Why Boston Schools Are Not Using This Map Anymore


Tom Hale


Tom Hale

Senior Journalist

Tom is a writer in London with a Master's degree in Journalism whose editorial work covers anything from health and the environment to technology and archaeology.

Senior Journalist


Stanford's library map of the world based on the Mercator projection. Norman B. Leventhal Map Center/Flickr (CC BY 2.0)

Even today, with all our satellites and the latest computer software, creating an accurate map of the world is virtually impossible. Firstly, you have to accept that you’re turning a three-dimensional shape into a two-dimensional image. Then comes the problem of social and political biases that might further alter a perception.

The map of the world you are most familiar with – the Mercator projection map (above) – is notoriously bad for this. To account for the world’s curve (sorry Shaq, the world is definitely round), this projection exaggerates regions that are far from the equator, hence making the US, Europe, and Russia appear larger than they are.


That’s why Boston schools are going to chuck out this “conventional” world map and opt for the alternative Gall-Peters world map. Last week, the Boston Globe reports, at least 600 public school classrooms received their deliveries of the maps in an effort to shift the way kids see the world.

However, the decision is being guided as much by politics as it is scientific accuracy.

Gall-Peters world map, soon to be seen in Boston classrooms. Strebe/Wikimedia Commons

A lot of the early world maps were created by Northern Europeans. The Mercator projection map of the world, for example, was created by the Flemish (from Flanders, the Dutch-speaking region of Belgium) cartographer Gerardus Mercator in 1569. When you reduce a 3D shape into 2D, something’s got to give. Critics argue that the early map creators didn't want to compromise their homeland of Europe, so instead, they shrunk down Africa and South America.
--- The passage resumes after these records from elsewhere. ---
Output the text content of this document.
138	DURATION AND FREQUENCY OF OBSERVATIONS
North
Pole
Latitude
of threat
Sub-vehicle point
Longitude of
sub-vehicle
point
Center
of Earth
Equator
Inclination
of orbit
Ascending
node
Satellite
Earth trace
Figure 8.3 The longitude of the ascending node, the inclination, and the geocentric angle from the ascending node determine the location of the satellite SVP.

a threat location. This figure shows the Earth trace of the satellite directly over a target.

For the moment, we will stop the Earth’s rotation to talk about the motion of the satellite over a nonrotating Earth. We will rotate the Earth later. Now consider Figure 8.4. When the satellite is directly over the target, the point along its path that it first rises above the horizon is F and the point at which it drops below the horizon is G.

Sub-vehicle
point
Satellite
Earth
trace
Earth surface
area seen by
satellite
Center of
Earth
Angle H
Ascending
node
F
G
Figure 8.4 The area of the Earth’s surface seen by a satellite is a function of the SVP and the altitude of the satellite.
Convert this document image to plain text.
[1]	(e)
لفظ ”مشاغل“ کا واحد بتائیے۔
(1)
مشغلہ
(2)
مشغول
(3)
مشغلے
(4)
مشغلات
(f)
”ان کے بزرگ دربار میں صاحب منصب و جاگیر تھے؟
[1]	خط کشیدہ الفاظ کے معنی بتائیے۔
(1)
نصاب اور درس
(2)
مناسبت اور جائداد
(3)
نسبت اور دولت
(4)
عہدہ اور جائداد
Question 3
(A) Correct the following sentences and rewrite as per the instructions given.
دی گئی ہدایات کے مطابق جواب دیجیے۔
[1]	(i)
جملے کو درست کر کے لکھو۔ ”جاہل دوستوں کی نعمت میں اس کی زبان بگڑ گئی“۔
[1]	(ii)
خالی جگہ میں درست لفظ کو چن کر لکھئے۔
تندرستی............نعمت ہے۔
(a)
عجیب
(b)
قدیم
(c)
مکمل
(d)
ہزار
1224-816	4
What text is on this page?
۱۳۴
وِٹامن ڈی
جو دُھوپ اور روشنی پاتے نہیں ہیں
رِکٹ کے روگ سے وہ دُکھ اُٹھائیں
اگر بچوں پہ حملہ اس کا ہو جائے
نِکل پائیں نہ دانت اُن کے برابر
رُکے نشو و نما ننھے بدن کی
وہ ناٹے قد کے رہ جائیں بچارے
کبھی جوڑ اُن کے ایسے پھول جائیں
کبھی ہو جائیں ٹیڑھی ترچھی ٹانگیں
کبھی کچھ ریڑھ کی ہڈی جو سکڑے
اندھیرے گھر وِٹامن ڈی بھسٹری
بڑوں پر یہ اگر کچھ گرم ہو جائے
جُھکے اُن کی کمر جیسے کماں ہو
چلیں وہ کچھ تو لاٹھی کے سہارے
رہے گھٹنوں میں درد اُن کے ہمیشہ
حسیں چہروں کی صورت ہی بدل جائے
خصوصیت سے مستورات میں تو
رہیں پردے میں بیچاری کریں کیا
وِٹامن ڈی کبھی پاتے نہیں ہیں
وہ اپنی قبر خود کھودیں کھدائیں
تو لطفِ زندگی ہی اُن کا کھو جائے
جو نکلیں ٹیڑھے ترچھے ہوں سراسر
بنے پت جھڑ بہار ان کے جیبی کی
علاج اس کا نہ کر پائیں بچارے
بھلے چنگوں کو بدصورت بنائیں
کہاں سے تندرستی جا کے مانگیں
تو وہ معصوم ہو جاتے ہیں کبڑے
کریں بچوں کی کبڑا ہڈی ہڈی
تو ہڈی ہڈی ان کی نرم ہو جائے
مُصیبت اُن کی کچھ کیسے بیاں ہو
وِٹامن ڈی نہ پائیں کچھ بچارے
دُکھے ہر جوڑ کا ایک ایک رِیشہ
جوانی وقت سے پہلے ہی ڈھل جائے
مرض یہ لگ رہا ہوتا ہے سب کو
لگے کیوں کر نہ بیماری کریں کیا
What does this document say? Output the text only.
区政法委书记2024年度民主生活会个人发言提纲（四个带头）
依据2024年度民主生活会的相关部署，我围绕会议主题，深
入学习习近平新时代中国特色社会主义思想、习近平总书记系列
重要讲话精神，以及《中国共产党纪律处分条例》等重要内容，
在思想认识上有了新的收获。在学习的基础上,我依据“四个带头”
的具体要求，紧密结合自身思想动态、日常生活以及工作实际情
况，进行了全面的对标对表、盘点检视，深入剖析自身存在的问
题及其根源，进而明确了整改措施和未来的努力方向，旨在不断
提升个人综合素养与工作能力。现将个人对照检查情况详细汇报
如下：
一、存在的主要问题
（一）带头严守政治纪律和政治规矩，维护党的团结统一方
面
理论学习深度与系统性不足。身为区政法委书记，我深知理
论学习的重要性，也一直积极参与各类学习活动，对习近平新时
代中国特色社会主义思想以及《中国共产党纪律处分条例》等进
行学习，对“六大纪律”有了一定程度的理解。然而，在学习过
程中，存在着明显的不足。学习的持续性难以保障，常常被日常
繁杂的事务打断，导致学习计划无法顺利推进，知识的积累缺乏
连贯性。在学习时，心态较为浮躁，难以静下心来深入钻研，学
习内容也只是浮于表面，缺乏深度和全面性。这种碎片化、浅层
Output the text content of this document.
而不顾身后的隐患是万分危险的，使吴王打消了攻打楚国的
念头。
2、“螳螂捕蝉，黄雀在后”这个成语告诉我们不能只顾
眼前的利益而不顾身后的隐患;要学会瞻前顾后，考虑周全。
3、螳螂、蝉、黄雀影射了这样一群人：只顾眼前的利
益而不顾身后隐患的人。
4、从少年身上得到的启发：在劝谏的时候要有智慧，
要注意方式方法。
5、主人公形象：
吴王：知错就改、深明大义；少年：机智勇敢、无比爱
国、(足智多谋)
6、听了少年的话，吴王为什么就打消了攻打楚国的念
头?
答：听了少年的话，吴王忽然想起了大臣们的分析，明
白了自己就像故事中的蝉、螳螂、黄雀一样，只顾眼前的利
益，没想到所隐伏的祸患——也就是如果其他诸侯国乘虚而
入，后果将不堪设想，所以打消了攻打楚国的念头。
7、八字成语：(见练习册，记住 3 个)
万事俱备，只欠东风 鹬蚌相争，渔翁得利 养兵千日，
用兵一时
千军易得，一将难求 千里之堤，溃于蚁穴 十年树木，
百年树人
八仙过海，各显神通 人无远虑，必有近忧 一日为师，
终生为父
This, in some minds, is symbolic of putting Europe at the center of the world and harks back to the age of colonialism.


“So this is about maps, but it isn’t about maps,” Colin Rose, assistant superintendent and head of the Boston Public Schools’ Office of Opportunity and Achievement Gaps, told the Boston Globe. “It’s about a paradigm shift in our district. We’ve had a very fixed view that is very Eurocentric."

That said, the old Mercator projection does have its practical perks. On the whole, it’s one of the simplest maps to navigate around because the angles from point to point remain fairly accurate.

The proponents of the idea hope it will spread to public schools in other states. A similar drive has also been taken up across the pond in Europe. The Gall-Peters world map is now promoted by the United Nations Educational, Scientific and Cultural Organization, and is widely used by the British state school system.

Rose also thinks this is a great way to start a conversation in schools: "How do we talk about other viewpoints? This is a great jump off point."